The
routine was basic but exact.
He’d walk through
the front door, slip off his jacket, crack the lid on
a can of domestic and take his seat in front of the Technicolor.
It seemed that he followed the most standard of American
rituals, but he was no television junkie. The dial rarely
changed.
Every evening, my dad
tuned into the forecast in a continuing quest to solve
the mystery of the weather. The addiction worsened with
the advent of cable TV and an upstart station known as
the Weather Channel. It wasn’t long before he was
fully hooked on the jet-stream, began to understand the
details of barometric pressure and was introduced to isobars.
My brother and I watched
this rhythm and intensity from a distance. “It must
be the chicks,” I suggested, eyeing a slender brunette
in tweed as she showed off her alleged degree in meteorology.
My brother only nodded as he stared open-mouthed at the
screen.
In truth, it was a little
more obvious. My dad lived and worked in the ski industry.
He didn’t go as far as some of his friends and co-workers,
who mailed off for their own digital barometers and mini-weather
kits, but he had an undying affection and passion for
weather forecasts. It was only natural. During the winter,
weather – particularly foul weather – was
the high mark of his livelihood.
A few years after that
brunette in tweed showed up, I sold my skis and shipped
off for an East Coast college. After a few short months,
I got my first taste of an East Coast storm. Snow flashed
in the forecast, and people started talking apocalypse.
Canned goods sold out instantly, batteries went into high
demand and advertisements for generators came over the
air. When that big, bad front eventually hit, it dumped
slightly more than an inch of wet slop on the roads, enough
to derail Virginia life for well over 24 hours. Streets,
schools and stores shut down, and life as we knew it halted.
Still, I was a little
surprised to see that a bunch of my college buddies had
fallen head-over-heels for a meteorologist who was now
wearing a snappy, blue suit.
After a few East Coast
winters, one of which hosted “the Storm of the Century,”
a six-inch whopper that piled up cars all along the eastern
seaboard, a summer job took me to Alaska. Living in a
plywood cabin on the incredibly remote Kalgin Island,
a 50-square-mile chunk of rock without a single road,
electrical pole or television, I learned a different approach
to meteorology.
Running a 20-foot skiff and working the coastline for
salmon, the weather – particularly good weather
– was the high mark of our livelihood.

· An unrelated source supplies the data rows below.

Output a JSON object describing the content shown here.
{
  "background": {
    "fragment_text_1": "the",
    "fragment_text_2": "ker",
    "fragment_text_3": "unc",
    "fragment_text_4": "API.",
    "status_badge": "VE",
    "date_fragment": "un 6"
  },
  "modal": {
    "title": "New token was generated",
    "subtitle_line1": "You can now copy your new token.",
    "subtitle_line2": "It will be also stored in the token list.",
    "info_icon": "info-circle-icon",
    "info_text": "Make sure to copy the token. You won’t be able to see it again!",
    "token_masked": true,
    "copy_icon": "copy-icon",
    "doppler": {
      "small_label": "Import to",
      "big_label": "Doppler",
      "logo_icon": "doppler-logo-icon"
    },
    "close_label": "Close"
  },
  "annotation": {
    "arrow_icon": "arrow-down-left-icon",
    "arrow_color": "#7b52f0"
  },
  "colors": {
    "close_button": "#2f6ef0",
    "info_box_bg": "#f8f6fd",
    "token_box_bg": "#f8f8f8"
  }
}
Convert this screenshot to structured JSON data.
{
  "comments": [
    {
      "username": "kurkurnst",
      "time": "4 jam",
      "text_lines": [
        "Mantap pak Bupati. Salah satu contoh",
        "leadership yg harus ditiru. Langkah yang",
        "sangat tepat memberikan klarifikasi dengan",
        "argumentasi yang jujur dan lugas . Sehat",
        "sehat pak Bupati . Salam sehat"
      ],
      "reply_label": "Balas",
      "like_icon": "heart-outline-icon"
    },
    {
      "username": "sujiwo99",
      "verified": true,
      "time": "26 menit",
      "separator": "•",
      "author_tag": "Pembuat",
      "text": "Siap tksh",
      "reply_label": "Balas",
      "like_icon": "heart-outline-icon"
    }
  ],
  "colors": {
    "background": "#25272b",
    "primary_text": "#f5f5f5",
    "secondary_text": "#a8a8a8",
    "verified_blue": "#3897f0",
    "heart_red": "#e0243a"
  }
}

Foul weather
meant crawling into a rubber suit at 5 a.m. and battling
big seas and arctic chill in an effort to bring in the
catch. We understandably became a little weather-obsessed
after the skiff, loaded with thousands of Coho salmon,
nearly swamped in a gale. However, we were also cut off
not just from Technicolor, but from electricity and newsprint.
Consequently, we tried
to tune in to what the atmosphere was telling us, tried
to sniff isobars with our noses and feel low pressure
in our bones. And like most big-money meteorologists,
we were natural-born failures.
Over a cup of coffee,
one of us would predict a clear and sunny day of pulling
nets and inadvertently invite 45 mph winds and 12-foot
waves. Another would conjure up the mother of all storms
over a smoke, and we’d wake to a placid day of sunshine
and nets teeming with fish. Our whole system eventually
became a big joke, and rain or shine we went about our
days with smiles on our faces. Our secret was adaptation,
“keeping our knees bent,” as a friend of mine
remarked recently.
Since that summer on
Kalgin Island, I’ve tried hard to keep them bent,
particularly where the great unknowns, like weather, are
concerned. The approach has since comfortably squeezed
me through a tropical storm, a couple seasons when the
rivers weren’t exactly running, one of the harshest
winters I’ve ever seen (a two-month ice storm in
Washington D.C., believe it or not), some pretty slim
ski seasons and a summer of wildfire.
And as Durango’s
weather has shifted in the last week from Indian summer
into early winter, I’m trying hard to avoid that
brunette in tweed. I’ve heard every possible prediction
for the upcoming winter from “biggest in 20 years”
to “another dud.”
The real trouble is
that I’m itching for some turn time, and the forecast
has been a little hard to resist. But I’m trying
to keep those knees bent, or at least my inside knee.
And I’m working on adapting, adapting to some knee-deep.
At least that’s what my nose is telling me.